Rates and Points Explained
One point is one percent of the loan amount.
Most lenders offer a range rates and points. Rates are usually provided in 0.125% increments each with a corresponding point charge or credit (YSP). Higher rates provide credit points (YSP) and lower rates require increasing points (discount)
Example: On a day when a lender offers 5.00% rate and 0 points, they may also offer 4.00% with a two-point cost and 6.00% with a two-point credit.
- Origination Point: The origination fee is typically one to two percent of the loan amount, which is the lender’s loan fee. The origination fee is paid at closing. FHA and VA limit the Origination to one point.
- Discount Points: Discount point are paid to lower the interest rate (Buy the Rate Down). The rule of thumb is a 0.50% rate reduction for each discount point. The exact amount will vary.
- Rebate Points or Yield Spred Premium (YSP):paid by lenders for an increased rate.
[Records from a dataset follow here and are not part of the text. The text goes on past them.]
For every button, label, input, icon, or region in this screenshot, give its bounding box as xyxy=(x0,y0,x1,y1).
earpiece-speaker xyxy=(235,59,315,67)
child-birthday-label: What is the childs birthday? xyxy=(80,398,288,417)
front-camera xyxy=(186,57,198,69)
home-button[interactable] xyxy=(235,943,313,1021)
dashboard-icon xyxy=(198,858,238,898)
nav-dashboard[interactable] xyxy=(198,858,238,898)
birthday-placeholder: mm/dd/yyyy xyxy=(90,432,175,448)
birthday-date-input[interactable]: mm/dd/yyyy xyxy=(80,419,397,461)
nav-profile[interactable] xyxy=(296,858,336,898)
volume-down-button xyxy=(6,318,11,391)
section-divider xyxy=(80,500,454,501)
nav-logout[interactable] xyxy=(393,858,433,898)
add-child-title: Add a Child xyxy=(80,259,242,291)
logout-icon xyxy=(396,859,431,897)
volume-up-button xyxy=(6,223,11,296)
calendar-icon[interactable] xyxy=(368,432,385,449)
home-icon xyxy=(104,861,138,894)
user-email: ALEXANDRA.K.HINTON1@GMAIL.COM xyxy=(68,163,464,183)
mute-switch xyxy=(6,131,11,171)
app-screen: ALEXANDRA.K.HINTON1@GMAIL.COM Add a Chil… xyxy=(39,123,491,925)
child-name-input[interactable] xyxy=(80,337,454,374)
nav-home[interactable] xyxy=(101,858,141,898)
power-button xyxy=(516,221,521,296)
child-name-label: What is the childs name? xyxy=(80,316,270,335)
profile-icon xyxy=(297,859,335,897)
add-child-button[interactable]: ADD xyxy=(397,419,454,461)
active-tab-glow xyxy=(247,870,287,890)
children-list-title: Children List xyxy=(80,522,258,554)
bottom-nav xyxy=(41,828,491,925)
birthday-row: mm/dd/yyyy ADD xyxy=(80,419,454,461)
Rebate points are most often used to pay closing costs. A $300,000, so called, Zero Cost loan requires about two rebate points which raises the rate approximately one percent. The exact number of rebate points needed for a depends on the loan amount.
Rates can be “Locked” for specific periods of time, usually in 15, 30, 45 or 60 day increments. It is important to choose a lock period that will cover the time required to close the loan. Once the rate is locked it will not change during the lock term.
- Lock Confirmation: Rates can change without notice. It is possible for a lock to be authorized and by the time the authorization reaches the lender’s lock desk rates could have changed. Rates are not locked until the lock is confirmed by the lender.
- Lock Expiration: It is the policy of almost every lender to hold the rate of an expired lock to the original locked rate in down markets and raise the rate to market in up markets.
- Float Downs: Some lenders allow a one-time float down for their locked rates. This allows the borrower to decrease the locked rate when rates drop lower than the locked rate. There is usually a rate premium for the float down option.
Factors That Change Rates
Rates can change several times a day based on current market conditions.
The most watched indicators are the 10-Year Treasury bond and Fannie Mae Mortgage Backed Securities (MBS). MBS has the closest relationship. Both of these are directional indicators and moves of either indicator may not show an exact corresponding mortgage rate change.
In general; bad economic news is good news for mortgage rates
Effect of Changes to Prime Rate and Federal Reserve Rates.
In most cases, the market anticipates these rate changes and rates are already effected in advance of the actual change.
Example: in 2001 Fed Funds were cut eleven times and in every case on the day of the cut mortgage rates increased because the market already anticipated the change.